I've seen people speculate here and elsewhere how Evusheld or COVID infection might affect total immunoglobulin values.
I just got my latest blood tests back prior to my upcoming hemo/onco visit, and thought I'd share my N=1 results. I've had more testing than usual because I have a new hemo/onco, and my trend has increased. But I have very strange CBC's and differentials - with unusual monocytes, eosinophils, and basophils that might be due to reactive lymphocytes being mistaken by both automated analyzers and pathologists. That's for a future post after I see the hemo/onco and an infectious disease specialist next week.
All tests were done in the U.S. through Quest Diagnostics, a huge laboratory testing company with massive labs in a few U.S. cities. I like Quest because they're huge, and have a big quality control infrastructure. They use expensive, high, throughut blood analyzers, and provide nice graphs in their portal. But I think the manual review of odd results is lacking. In the results below, there's nothing odd - unlike my CBC's and differentials.
---
Below are my test results - type of IgG, the measurement, the range of the instrument, and a flag showing whether it was Low or not.
January 28, 2022:
Immunoglobulin A57mg/dL70320L
Immunoglobulin G451mg/dL6001540L
Immunoglobulin M19mg/dL50300L
February 28, 2022 Evusheld first half dose
May 9, 2022 Evusheld second half dose
May 12, 2022:
Immunoglobulin A62mg/dL70320L
Immunoglobulin G466mg/dL6001540L
Immunoglobulin M18mg/dL50300L
May 16, 2022 COVID first symptoms
June 6, 2022 last positive later flow COVID antigen test and diagnosis of bacterial sinus infection
June 30, 2022:
Immunoglobulin A74mg/dL70320
Immunoglobulin G469mg/dL6001540L
Immunoglobulin M21mg/dL50300L
---
For those more familiar with Ig in grams per liter, you can slide a decimal points to the left a few places.
Evusheld has an average half life of 90 days based on early studies, and is a modified IgG. So my first half dose had decline some between March and April. Then I got another half dose, which is why you shouldn't apply this arithmetic below to your own results. But I think they show how big the stadium is.
Above, you can see that IgG rose from 451 mg/dL to 466 mg/dL after Evusheld - 15mg/dL. I did not expect that much change, to be honest. My IgG does vary a bit, but almost always trends downward. The biggest upward change was 5 years ago, when it increased by 11 mg/dL over a 6 month period. So it could be a combination of a rise due to some undiagnosed infection plus Evusheld.

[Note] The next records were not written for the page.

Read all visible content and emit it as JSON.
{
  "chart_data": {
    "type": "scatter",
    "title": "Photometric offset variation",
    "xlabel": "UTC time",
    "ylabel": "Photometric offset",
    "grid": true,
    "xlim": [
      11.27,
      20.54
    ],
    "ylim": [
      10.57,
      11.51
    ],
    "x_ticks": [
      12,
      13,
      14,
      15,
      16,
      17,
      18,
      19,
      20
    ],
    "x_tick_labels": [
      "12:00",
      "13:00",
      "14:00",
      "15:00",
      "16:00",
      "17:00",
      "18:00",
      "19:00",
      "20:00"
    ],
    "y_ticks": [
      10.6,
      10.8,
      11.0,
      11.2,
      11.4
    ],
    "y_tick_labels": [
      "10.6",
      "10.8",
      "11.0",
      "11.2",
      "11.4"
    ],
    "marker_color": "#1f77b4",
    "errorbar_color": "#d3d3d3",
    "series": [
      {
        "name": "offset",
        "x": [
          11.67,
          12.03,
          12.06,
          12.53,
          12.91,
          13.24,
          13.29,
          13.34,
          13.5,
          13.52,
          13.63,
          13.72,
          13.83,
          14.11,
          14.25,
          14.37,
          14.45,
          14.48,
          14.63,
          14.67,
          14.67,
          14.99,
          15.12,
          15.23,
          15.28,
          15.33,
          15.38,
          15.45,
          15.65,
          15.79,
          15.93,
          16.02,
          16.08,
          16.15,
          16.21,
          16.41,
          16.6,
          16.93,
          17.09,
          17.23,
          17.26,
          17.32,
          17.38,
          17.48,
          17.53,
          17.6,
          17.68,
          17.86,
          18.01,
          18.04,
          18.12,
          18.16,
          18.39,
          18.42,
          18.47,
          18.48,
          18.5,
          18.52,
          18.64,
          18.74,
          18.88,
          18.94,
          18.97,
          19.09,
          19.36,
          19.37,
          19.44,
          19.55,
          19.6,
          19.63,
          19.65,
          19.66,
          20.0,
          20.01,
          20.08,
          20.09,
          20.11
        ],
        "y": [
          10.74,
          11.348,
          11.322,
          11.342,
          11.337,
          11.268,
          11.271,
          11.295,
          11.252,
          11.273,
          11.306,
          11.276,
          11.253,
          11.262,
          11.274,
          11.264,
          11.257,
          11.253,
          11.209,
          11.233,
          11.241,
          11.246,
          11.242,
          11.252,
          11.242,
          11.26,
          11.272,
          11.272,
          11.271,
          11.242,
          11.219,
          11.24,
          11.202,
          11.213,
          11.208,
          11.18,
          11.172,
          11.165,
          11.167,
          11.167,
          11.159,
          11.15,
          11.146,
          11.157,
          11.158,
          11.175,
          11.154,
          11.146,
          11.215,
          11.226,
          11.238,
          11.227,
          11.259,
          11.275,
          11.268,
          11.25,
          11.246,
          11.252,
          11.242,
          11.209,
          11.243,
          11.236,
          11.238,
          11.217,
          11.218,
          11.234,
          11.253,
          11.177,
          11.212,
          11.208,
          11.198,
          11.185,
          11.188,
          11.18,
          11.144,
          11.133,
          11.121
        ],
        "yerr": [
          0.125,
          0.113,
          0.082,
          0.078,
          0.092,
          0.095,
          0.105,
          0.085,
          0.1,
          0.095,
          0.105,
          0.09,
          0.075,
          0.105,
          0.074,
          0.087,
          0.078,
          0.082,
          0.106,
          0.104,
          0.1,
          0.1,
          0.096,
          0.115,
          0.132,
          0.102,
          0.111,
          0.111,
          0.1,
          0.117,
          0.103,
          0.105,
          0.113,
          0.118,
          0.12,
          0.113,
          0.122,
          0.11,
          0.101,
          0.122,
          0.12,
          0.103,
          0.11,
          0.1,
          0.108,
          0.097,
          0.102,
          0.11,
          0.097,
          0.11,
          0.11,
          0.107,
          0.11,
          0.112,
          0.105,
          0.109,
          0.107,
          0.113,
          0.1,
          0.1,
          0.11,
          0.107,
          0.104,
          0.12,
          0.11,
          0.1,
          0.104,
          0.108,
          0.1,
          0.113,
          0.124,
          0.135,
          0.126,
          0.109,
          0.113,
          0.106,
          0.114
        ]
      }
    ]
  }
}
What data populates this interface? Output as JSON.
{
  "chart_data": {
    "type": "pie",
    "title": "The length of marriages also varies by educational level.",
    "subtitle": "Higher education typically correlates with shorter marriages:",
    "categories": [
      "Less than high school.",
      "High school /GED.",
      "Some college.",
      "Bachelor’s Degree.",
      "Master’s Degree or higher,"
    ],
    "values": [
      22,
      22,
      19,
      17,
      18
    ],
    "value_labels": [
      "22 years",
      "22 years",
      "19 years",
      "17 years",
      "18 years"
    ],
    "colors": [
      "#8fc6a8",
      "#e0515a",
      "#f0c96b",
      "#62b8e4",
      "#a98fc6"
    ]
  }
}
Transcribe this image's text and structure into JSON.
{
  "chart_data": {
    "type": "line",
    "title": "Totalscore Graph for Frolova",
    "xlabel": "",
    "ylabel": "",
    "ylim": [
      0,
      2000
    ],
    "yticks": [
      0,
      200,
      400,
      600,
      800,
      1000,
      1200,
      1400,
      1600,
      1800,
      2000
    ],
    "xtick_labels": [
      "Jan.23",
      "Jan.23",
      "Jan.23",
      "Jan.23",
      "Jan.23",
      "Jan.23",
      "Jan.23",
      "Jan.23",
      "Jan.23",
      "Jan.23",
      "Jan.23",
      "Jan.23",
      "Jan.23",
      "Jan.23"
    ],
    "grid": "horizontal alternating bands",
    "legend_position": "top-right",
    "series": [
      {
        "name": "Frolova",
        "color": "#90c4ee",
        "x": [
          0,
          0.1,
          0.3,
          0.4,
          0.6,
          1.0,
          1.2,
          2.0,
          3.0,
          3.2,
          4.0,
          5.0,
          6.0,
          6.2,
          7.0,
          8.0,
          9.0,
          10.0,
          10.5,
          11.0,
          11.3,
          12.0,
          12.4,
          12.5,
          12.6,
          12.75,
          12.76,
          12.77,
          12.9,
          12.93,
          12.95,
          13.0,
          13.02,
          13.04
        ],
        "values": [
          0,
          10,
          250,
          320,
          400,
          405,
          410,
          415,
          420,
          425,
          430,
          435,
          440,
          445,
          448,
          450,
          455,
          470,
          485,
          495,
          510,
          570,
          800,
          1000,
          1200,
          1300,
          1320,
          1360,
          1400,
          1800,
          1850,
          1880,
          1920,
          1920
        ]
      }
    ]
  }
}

49 days from the previous total Ig test, 45 days after first COVID symptoms, and 24 days after last positive lateral flow COVID antigen test, IgG increased from 466 mg/dL to 469 mg/dL - 3mg/d. Human IgG does have an average half life of about 28 days, depending on which type of IgG. There are 4 known types of IgG, which the lab test lumps together in a single number, and the average half life varies between them. Inherited genetics also may affect half life. Mixed with all that easy arithmetic is unfathomable complexity of B-cell response and development. Plasma B-cells continue to secrete Ig for month, slowly descending, though, so unlike MABs, I think all the half life stuff doesn't matter so much within weeks infections.
SARS-CoV-2 doesn't stimulate much IgG, though. The SARS-CoV-2 attacks cells the lining of respiratory tract, where IgG just cannot reach easily. Those cells are protected by IgA, though. So we can see IgA increased from 62 mg/dL to 74 mg/dL - 12mg/dL over that same period. IgA doesn't make it into blood that much, though. The vast majority of it is right where we want it in mucosal tissues.
Viral infections also stimulate IgM, which increased about like the IgG. IgG went from 18 mg/dL to 21 mg/dL. IgM also doesn't make it into the blood much, either, and can be found in lymph nodes, spleen and tissues as a first responder to help display antigen to T-cells and neutrophils.
Complicating the analysis is a secondary Staphylococcus Lugdunensis bacterial infection that I imagine was always there (it's a commensal bacteria), but took off with the COVID sinus infection. I kick myself for not asking for a sinus culture sooner, because I've had several long bacterial sinus infections before. It was not diagnosed until June 6. It's not as bad as it was, but just keep hanging around. Like IgG and IgM, antibiotics don't make it through to mucosa easily
But as I look back at Ig test results before and after previous long sinus infections, and my IgG actually declined by 63 mg/dL, my IgA declined by 9mg/dL, and IgM increased by 1gm/dL, but the tests did not bracket the infections that well. I ended up on SCIG for a couple of years as a result of those, but went off it in 2020, because of the pandemic, masking, distancing, and low plasma donations in the U.S. I have not gotten back on. We'll see how that works out.
I hope this satisfies some curiousity and concern for some of you.